O Governo dos Estados Unidos causou polêmica ao compartilhar um vídeo de Call of Duty: Modern Warfare 3 para promover a cultura de guerra após os recentes ataques ao Irã. A publicação, feita pela conta oficial da Casa Branca no X (antigo Twitter), misturou cenas do jogo com imagens reais de bombardeios militares.
O vídeo mostra uma animação de ataque de bombas guiadas em massa (MGB), recurso do game obtido quando um jogador elimina 30 adversários sem ser derrotado. No entanto, os trechos são acompanhados de cenas reais de bombardeios do exército norte-americano ao Irã, com ilustrações dos pontos vistos em COD: Modern Warfare 3.
Até o momento, a Activision e a Microsoft não se manifestaram sobre o uso do jogo em um contexto político e militar tão sensível. A estratégia, no entanto, não é inédita. Em 2025, o Departamento de Segurança Doméstica (DHS) já havia publicado trechos de prisões realizadas pelo ICE com trilha sonora de Pokémon.
Como os EUA ‘gamificam’ sua imagem política
Além do uso de Call of Duty, o recrutamento para membros do ICE contava com uma cena na qual Master Chief dirigia um Warthog com a frase “Destrua o Flood. Acabe com a guerra”. A estratégia de “gamificar” a imagem política escalou ao ponto de o perfil da Casa Branca publicar uma imagem criada por IA com Donald Trump como o herói de Halo.

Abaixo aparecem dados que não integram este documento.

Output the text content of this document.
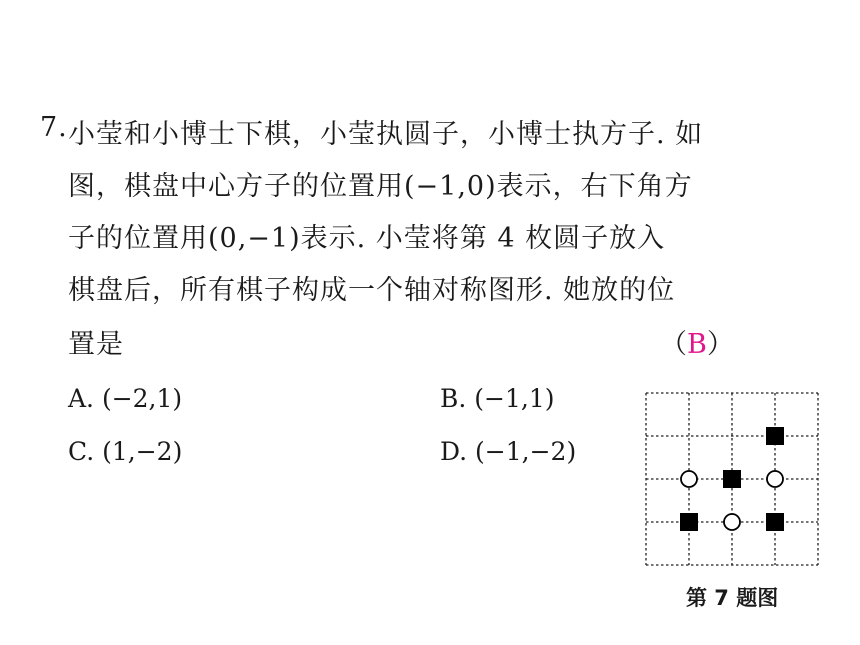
7. 小莹和小博士下棋，小莹执圆子，小博士执方子. 如
图，棋盘中心方子的位置用(−1,0)表示，右下角方
子的位置用(0,−1)表示. 小莹将第 4 枚圆子放入
棋盘后，所有棋子构成一个轴对称图形. 她放的位
置是	（B）
A. (−2,1)	B. (−1,1)
C. (1,−2)	D. (−1,−2)
第 7 题图
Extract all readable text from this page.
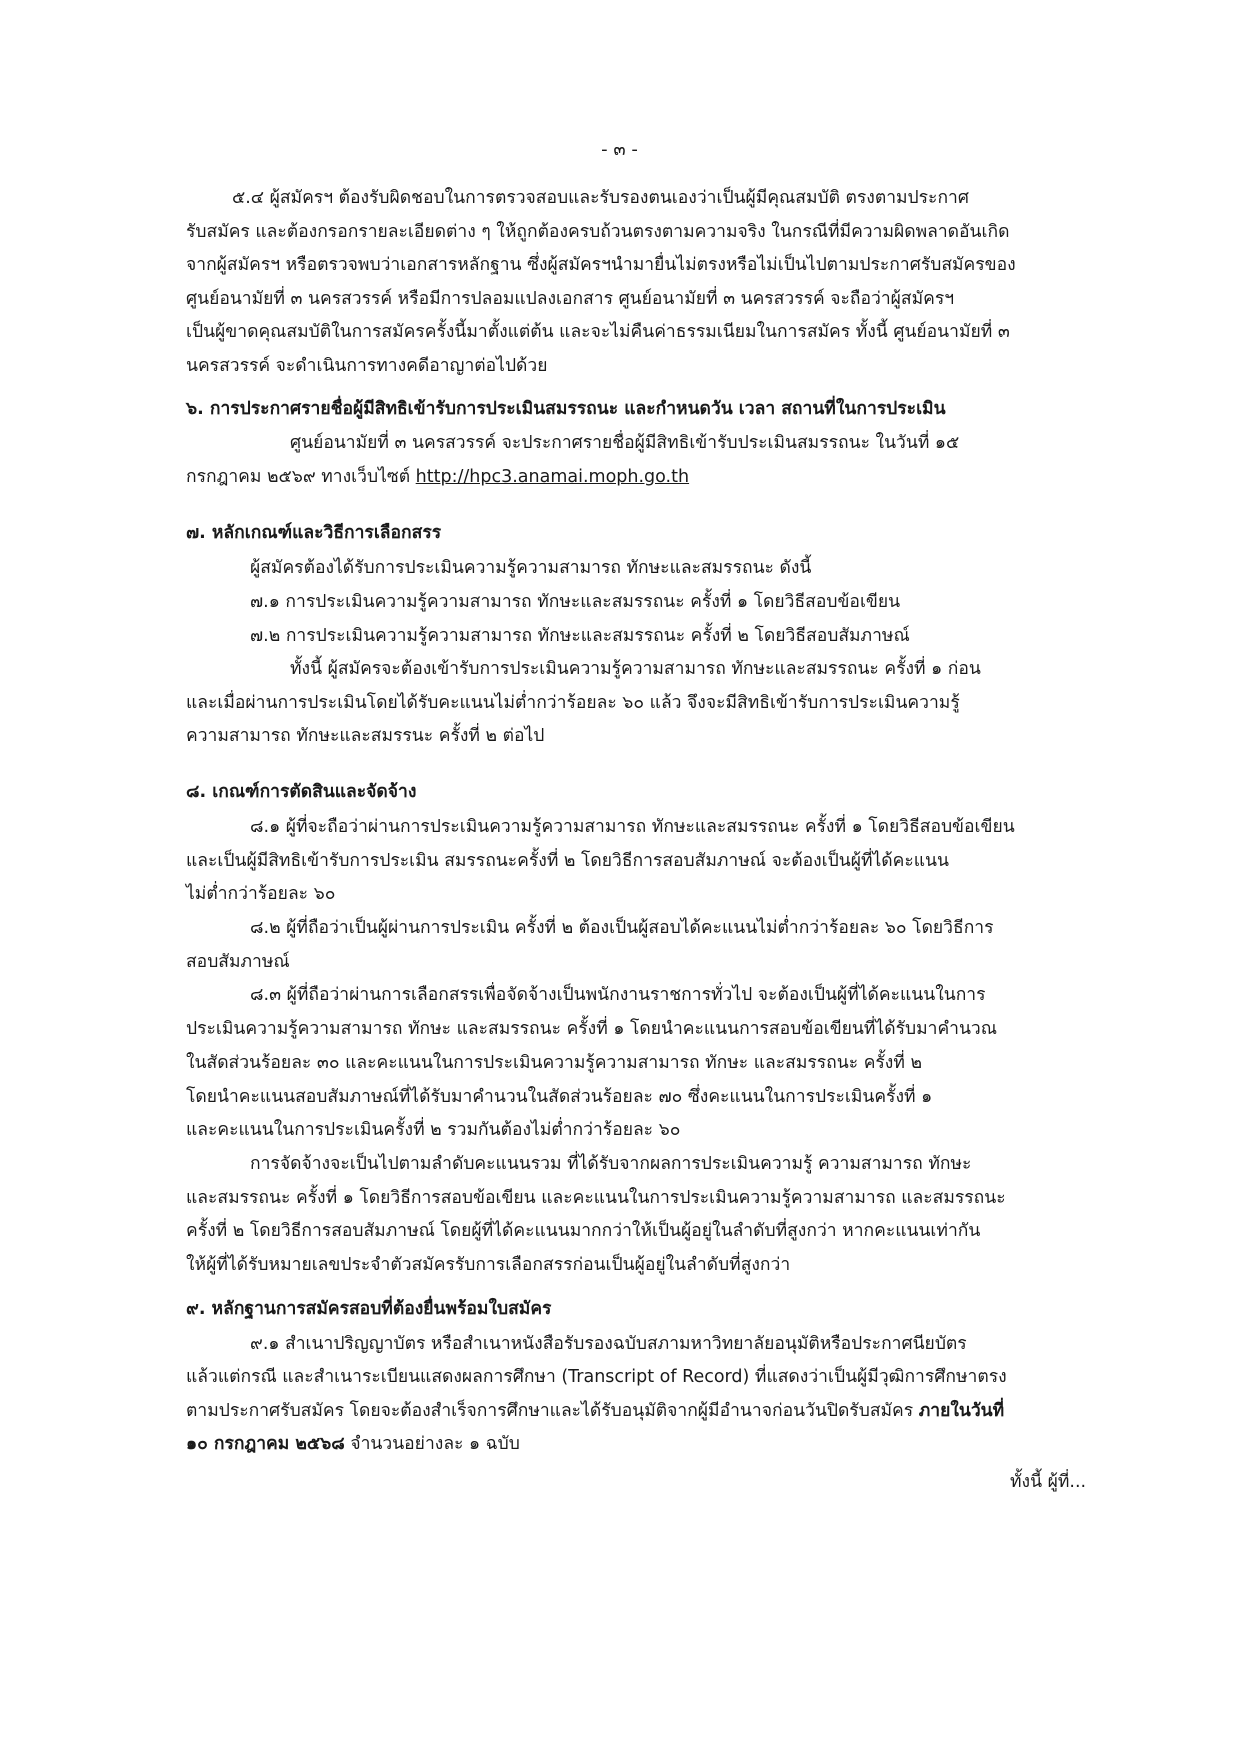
- ๓ -
๕.๔ ผู้สมัครฯ ต้องรับผิดชอบในการตรวจสอบและรับรองตนเองว่าเป็นผู้มีคุณสมบัติ ตรงตามประกาศ
รับสมัคร และต้องกรอกรายละเอียดต่าง ๆ ให้ถูกต้องครบถ้วนตรงตามความจริง ในกรณีที่มีความผิดพลาดอันเกิด
จากผู้สมัครฯ หรือตรวจพบว่าเอกสารหลักฐาน ซึ่งผู้สมัครฯนำมายื่นไม่ตรงหรือไม่เป็นไปตามประกาศรับสมัครของ
ศูนย์อนามัยที่ ๓ นครสวรรค์ หรือมีการปลอมแปลงเอกสาร ศูนย์อนามัยที่ ๓ นครสวรรค์ จะถือว่าผู้สมัครฯ
เป็นผู้ขาดคุณสมบัติในการสมัครครั้งนี้มาตั้งแต่ต้น และจะไม่คืนค่าธรรมเนียมในการสมัคร ทั้งนี้ ศูนย์อนามัยที่ ๓
นครสวรรค์ จะดำเนินการทางคดีอาญาต่อไปด้วย
๖. การประกาศรายชื่อผู้มีสิทธิเข้ารับการประเมินสมรรถนะ และกำหนดวัน เวลา สถานที่ในการประเมิน
ศูนย์อนามัยที่ ๓ นครสวรรค์ จะประกาศรายชื่อผู้มีสิทธิเข้ารับประเมินสมรรถนะ ในวันที่ ๑๕
กรกฎาคม ๒๕๖๙ ทางเว็บไซต์ http://hpc3.anamai.moph.go.th
๗. หลักเกณฑ์และวิธีการเลือกสรร
ผู้สมัครต้องได้รับการประเมินความรู้ความสามารถ ทักษะและสมรรถนะ ดังนี้
๗.๑ การประเมินความรู้ความสามารถ ทักษะและสมรรถนะ ครั้งที่ ๑ โดยวิธีสอบข้อเขียน
๗.๒ การประเมินความรู้ความสามารถ ทักษะและสมรรถนะ ครั้งที่ ๒ โดยวิธีสอบสัมภาษณ์
ทั้งนี้ ผู้สมัครจะต้องเข้ารับการประเมินความรู้ความสามารถ ทักษะและสมรรถนะ ครั้งที่ ๑ ก่อน
และเมื่อผ่านการประเมินโดยได้รับคะแนนไม่ต่ำกว่าร้อยละ ๖๐ แล้ว จึงจะมีสิทธิเข้ารับการประเมินความรู้
ความสามารถ ทักษะและสมรรนะ ครั้งที่ ๒ ต่อไป
๘. เกณฑ์การตัดสินและจัดจ้าง
๘.๑ ผู้ที่จะถือว่าผ่านการประเมินความรู้ความสามารถ ทักษะและสมรรถนะ ครั้งที่ ๑ โดยวิธีสอบข้อเขียน
และเป็นผู้มีสิทธิเข้ารับการประเมิน สมรรถนะครั้งที่ ๒ โดยวิธีการสอบสัมภาษณ์ จะต้องเป็นผู้ที่ได้คะแนน
ไม่ต่ำกว่าร้อยละ ๖๐
๘.๒ ผู้ที่ถือว่าเป็นผู้ผ่านการประเมิน ครั้งที่ ๒ ต้องเป็นผู้สอบได้คะแนนไม่ต่ำกว่าร้อยละ ๖๐ โดยวิธีการ
สอบสัมภาษณ์
๘.๓ ผู้ที่ถือว่าผ่านการเลือกสรรเพื่อจัดจ้างเป็นพนักงานราชการทั่วไป จะต้องเป็นผู้ที่ได้คะแนนในการ
ประเมินความรู้ความสามารถ ทักษะ และสมรรถนะ ครั้งที่ ๑ โดยนำคะแนนการสอบข้อเขียนที่ได้รับมาคำนวณ
ในสัดส่วนร้อยละ ๓๐ และคะแนนในการประเมินความรู้ความสามารถ ทักษะ และสมรรถนะ ครั้งที่ ๒
โดยนำคะแนนสอบสัมภาษณ์ที่ได้รับมาคำนวนในสัดส่วนร้อยละ ๗๐ ซึ่งคะแนนในการประเมินครั้งที่ ๑
และคะแนนในการประเมินครั้งที่ ๒ รวมกันต้องไม่ต่ำกว่าร้อยละ ๖๐
การจัดจ้างจะเป็นไปตามลำดับคะแนนรวม ที่ได้รับจากผลการประเมินความรู้ ความสามารถ ทักษะ
และสมรรถนะ ครั้งที่ ๑ โดยวิธีการสอบข้อเขียน และคะแนนในการประเมินความรู้ความสามารถ และสมรรถนะ
ครั้งที่ ๒ โดยวิธีการสอบสัมภาษณ์ โดยผู้ที่ได้คะแนนมากกว่าให้เป็นผู้อยู่ในลำดับที่สูงกว่า หากคะแนนเท่ากัน
ให้ผู้ที่ได้รับหมายเลขประจำตัวสมัครรับการเลือกสรรก่อนเป็นผู้อยู่ในลำดับที่สูงกว่า
๙. หลักฐานการสมัครสอบที่ต้องยื่นพร้อมใบสมัคร
๙.๑ สำเนาปริญญาบัตร หรือสำเนาหนังสือรับรองฉบับสภามหาวิทยาลัยอนุมัติหรือประกาศนียบัตร
แล้วแต่กรณี และสำเนาระเบียนแสดงผลการศึกษา (Transcript of Record) ที่แสดงว่าเป็นผู้มีวุฒิการศึกษาตรง
ตามประกาศรับสมัคร โดยจะต้องสำเร็จการศึกษาและได้รับอนุมัติจากผู้มีอำนาจก่อนวันปิดรับสมัคร ภายในวันที่
๑๐ กรกฎาคม ๒๕๖๘ จำนวนอย่างละ ๑ ฉบับ
ทั้งนี้ ผู้ที่...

É importante levar em conta que Halo e Call of Duty são franquias que pertencem à Microsoft, que até pouco tempo atrás foi acusada de apoiar os ataques de Israel à Palestina. De acordo com relatos, o exército israelense utilizou a infraestrutura de nuvem Azure para monitorar seus adversários.

A companhia negou o suporte e revelou que “não havia evidências de que a sua tecnologia de inteligência artificial e do Azure foi usada para alvejar ou ferir pessoas no conflito de Gaza”. Ainda assim, a Microsoft e o Xbox foram “cancelados” no movimento Boycott, Divest and Sanction (“Boicote, desinvestimento e sanções”, em tradução literal) e receberam uma carta de seus funcionários com o pedido para interromperem o apoio a Israel.
“Não acreditamos que a Microsoft seja lugar para concordar com um genocídio e, como funcionários da companhia, não queremos fazer parte deste projeto sinistro para Gaza. Além disso, é nossa responsabilidade, como trabalhadores da indústria tech, alertar e garantir que nossas tecnologias são usadas para fazer a voz dos oprimidos ser ouvida e não facilitar o seu fim”, diz o documento assinado por centenas de membros da equipe.
Contexto geopolítico e reações
Enquanto o vídeo foi publicado pela conta oficial da Casa Branca, a administração de Donald Trump negou a responsabilidade do ataque a uma escola infantil que matou quase 200 civis. Como os EUA e Israel se uniram na investida contra o país, a autoria não foi reconhecida.
O uso de jogos como ferramenta de propaganda não é exclusivo dos EUA. No entanto, a mistura de entretenimento com operações militares reais levanta questões éticas sobre a banalização da guerra e o impacto na percepção pública de conflitos armados.